The real goal of an SLA is trust
When clients email you, they’re not always asking for a full solution. Often they just want to know: “Did you see this?” and “Are you on it?”
That’s what an SLA protects. It sets expectations so people don’t panic, and it protects your team from constant reactive mode.
Start with two timeframes, not ten
Most teams overcomplicate SLAs. Keep it simple: “First response” and “Resolution target.”
First response can be short: acknowledge, confirm ownership, ask one clarifying question, or give a timeline.
Resolution target is flexible, but it’s important to track. It helps you spot recurring issues and workload bottlenecks.
Ownership is the difference between “shared” and “shuffled”
A shared inbox without ownership becomes a game of hot potato. Everyone assumes someone else will handle it.
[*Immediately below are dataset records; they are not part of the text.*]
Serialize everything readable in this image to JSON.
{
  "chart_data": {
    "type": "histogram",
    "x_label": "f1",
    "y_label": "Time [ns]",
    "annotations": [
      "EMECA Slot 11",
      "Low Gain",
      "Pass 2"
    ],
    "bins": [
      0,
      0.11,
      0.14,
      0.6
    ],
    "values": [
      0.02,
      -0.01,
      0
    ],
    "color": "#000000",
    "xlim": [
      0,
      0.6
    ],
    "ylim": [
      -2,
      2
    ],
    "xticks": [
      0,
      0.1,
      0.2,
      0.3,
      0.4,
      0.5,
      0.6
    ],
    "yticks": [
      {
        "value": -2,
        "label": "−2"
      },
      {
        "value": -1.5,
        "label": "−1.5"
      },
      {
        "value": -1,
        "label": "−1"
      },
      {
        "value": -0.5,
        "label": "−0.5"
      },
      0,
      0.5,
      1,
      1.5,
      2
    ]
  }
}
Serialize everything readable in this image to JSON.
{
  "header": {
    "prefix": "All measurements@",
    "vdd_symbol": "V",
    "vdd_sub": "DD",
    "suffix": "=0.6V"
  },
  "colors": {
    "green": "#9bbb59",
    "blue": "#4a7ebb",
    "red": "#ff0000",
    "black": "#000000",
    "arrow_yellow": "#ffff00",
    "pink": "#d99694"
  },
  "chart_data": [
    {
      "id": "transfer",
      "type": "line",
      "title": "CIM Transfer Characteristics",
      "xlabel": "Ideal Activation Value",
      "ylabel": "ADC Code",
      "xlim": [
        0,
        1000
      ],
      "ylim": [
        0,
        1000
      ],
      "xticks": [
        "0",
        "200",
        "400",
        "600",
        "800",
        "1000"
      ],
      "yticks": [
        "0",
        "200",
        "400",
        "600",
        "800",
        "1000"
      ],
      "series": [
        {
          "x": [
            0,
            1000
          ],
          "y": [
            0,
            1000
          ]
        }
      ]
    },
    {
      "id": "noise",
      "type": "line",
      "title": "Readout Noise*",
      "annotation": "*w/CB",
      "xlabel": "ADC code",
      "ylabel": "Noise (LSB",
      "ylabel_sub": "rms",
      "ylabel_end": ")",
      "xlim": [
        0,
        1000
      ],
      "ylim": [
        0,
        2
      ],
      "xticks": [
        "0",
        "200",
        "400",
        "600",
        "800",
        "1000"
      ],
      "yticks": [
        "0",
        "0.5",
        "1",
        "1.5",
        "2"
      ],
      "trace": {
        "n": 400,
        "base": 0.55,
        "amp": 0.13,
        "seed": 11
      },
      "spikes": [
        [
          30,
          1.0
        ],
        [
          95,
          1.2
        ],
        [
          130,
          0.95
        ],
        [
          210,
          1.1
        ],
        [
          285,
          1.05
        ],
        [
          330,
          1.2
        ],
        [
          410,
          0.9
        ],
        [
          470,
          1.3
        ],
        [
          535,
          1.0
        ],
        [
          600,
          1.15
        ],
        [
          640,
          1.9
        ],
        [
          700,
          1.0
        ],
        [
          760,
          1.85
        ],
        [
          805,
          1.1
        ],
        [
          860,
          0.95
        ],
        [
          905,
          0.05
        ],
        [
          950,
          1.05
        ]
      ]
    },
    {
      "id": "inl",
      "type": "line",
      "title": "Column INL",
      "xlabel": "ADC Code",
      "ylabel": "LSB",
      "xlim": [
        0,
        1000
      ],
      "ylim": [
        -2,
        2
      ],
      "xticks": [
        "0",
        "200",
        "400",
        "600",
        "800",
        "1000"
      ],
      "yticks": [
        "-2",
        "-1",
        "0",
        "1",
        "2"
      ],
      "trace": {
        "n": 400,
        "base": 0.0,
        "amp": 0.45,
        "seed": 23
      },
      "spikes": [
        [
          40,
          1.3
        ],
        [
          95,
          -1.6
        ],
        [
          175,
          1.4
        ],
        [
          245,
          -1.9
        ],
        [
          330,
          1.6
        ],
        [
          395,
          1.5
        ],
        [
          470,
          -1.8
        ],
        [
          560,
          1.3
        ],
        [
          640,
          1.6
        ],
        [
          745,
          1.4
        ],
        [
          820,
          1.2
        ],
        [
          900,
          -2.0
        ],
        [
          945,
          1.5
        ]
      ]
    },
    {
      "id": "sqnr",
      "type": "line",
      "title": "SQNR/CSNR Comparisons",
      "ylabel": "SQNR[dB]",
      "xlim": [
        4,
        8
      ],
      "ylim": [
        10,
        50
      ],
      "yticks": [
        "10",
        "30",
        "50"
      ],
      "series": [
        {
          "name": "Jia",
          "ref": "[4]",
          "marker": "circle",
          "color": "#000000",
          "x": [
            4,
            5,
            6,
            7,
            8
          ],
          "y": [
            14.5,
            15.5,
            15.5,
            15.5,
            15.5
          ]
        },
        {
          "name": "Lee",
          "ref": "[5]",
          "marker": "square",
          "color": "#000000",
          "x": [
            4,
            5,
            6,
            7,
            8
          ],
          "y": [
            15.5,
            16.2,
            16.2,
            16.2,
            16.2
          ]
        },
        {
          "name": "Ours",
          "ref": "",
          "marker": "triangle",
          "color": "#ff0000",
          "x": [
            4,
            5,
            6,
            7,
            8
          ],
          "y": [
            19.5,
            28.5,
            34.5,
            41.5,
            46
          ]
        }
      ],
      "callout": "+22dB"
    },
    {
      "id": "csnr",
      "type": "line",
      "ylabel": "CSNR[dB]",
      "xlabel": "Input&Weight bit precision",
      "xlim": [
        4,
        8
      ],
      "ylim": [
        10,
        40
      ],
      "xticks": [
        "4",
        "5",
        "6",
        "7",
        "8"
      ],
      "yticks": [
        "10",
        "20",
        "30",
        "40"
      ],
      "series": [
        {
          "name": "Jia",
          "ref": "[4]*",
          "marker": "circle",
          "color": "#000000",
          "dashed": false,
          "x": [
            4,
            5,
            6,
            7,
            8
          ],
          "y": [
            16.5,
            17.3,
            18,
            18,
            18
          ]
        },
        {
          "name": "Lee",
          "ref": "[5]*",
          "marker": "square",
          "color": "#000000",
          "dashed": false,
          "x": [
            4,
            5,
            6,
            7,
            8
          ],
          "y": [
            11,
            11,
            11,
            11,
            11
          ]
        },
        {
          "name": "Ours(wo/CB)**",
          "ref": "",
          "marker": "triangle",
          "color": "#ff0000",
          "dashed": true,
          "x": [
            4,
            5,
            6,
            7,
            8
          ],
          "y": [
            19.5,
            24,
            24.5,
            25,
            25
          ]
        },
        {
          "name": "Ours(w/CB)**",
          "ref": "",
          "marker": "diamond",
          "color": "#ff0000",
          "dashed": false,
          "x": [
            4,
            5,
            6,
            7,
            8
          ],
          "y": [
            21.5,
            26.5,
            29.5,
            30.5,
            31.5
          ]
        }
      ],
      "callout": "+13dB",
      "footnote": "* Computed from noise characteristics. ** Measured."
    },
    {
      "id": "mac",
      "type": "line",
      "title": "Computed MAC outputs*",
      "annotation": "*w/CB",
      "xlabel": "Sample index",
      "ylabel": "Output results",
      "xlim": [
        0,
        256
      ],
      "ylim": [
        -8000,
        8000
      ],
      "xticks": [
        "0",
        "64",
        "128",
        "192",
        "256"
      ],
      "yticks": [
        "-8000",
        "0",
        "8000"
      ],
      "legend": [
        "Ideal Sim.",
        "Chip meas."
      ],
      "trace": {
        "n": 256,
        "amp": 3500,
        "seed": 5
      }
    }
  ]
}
Make one rule: every message that matters gets an owner. Not a department. Not “the team.” A person.
If you want less burnout, rotate owners or create shifts. But don’t skip the ownership step.
Use labels that reduce thinking
Labels should help people decide what to do next. Try: “Urgent”, “Needs info”, “Waiting on client”, “Scheduled”, and “Done”.
If you have 40 labels, you’ve built a taxonomy, not a workflow. Fewer labels mean faster decisions.
Quality stays high when templates stay human
Templates are great until they sound like robots. Use templates as a starting point, then add one human sentence.
Example: “Got it — I’m looking into this now. Quick question: is this happening for all users or just one account?”
That one sentence makes the response feel personal, even when you’re moving quickly.
Key takeaways
An SLA is a promise of clarity, not a promise of instant resolution.
Keep it simple: first response + resolution target, with clear ownership.
Protect your team with rotation and workflow labels that reduce thinking.